やっぱり、輸出を伸ばしたいですね。国内のマーケットは、人口もどんどん減って限られてくるので、海外で通用する飴をみんなで作りたいですね。飴屋は小さい企業が多いですから、生産の効率を高めるため、工場の生産ラインは一つにして、各企業が交代で独自の製品を作って、それぞれの地域社会とコラボした飴を販売すればいいんです。
例えば、おなじみの川崎大師の参道にある飴屋さんは、飴きりの実演販売がお参りに欠かせない風物となっています。自分一人で儲けようと思わないで、地域社会を盛り上げるため、地域社会に溶け込んだ飴を作れば売れるんじゃないでしょうか。

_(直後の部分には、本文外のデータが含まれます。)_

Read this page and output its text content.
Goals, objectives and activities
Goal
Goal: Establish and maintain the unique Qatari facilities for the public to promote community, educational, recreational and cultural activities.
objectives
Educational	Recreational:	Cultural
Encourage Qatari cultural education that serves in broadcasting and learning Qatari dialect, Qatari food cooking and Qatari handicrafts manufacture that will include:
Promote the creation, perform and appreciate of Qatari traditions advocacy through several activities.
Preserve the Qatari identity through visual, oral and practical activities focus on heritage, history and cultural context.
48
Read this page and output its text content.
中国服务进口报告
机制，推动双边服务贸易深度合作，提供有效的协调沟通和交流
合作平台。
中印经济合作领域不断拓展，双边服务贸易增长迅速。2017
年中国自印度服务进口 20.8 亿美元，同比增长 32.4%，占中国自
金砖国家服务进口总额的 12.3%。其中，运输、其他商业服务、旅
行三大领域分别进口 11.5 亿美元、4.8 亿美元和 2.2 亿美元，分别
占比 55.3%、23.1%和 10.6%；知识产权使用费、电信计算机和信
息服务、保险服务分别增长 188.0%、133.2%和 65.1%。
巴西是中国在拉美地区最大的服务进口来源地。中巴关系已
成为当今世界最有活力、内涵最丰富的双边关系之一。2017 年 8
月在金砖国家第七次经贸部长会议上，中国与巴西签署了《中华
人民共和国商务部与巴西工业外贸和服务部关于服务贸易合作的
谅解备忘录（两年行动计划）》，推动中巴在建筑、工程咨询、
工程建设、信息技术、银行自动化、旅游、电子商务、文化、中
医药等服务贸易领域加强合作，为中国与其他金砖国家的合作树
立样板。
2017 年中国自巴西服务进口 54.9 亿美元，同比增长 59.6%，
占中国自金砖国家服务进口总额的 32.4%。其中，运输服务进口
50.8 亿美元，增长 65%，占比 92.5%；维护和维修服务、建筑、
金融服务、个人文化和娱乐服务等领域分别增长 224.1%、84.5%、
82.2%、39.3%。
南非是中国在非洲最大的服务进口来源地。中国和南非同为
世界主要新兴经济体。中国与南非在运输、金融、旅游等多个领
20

ただ、伝承された技術や新たな技術を生かし手間隙(てまひま)をかけてでも、しっかりしたおいしい飴を作っていくことも大事です。小さな飴屋では、量産しているメーカーとの価格競争はなかなか厳しいことです。妙な背伸びはしないで、最低限の利益を確保した値段で、自分が責任を持てる手間隙かけて作った商品を売る。そして、その値段の価値を分かってくれる人を増やす努力をすればいいと思います。それがお店の信用、看板になるんじゃないでしょうか。そのための、技術の伝承も大切です。
飴職人を育てることも大切ですね。
飴職人の希望者は減っており、後継者のいない飴屋さんも多いです。飴職人は技術だけでなく、食文化の知識や季節感も必要なため、一人前になるのには、多少時間がかかります。家族経営でも、自信を持って頑張っているところは、ちゃんと儲かっています。朝から晩まで働いても、儲からないと言って自信をなくしているところには、後継者も育ちません。経営者が次の世代に経営を渡すには、それなりの努力、ファイトがないと駄目なんです。経営者が自信をなくさず、夢を持たせて次の世代にバトンタッチしていくことが大切です。飴組合としても、みんなで力を合わせて、生き残り策を考えていきたいと思っています。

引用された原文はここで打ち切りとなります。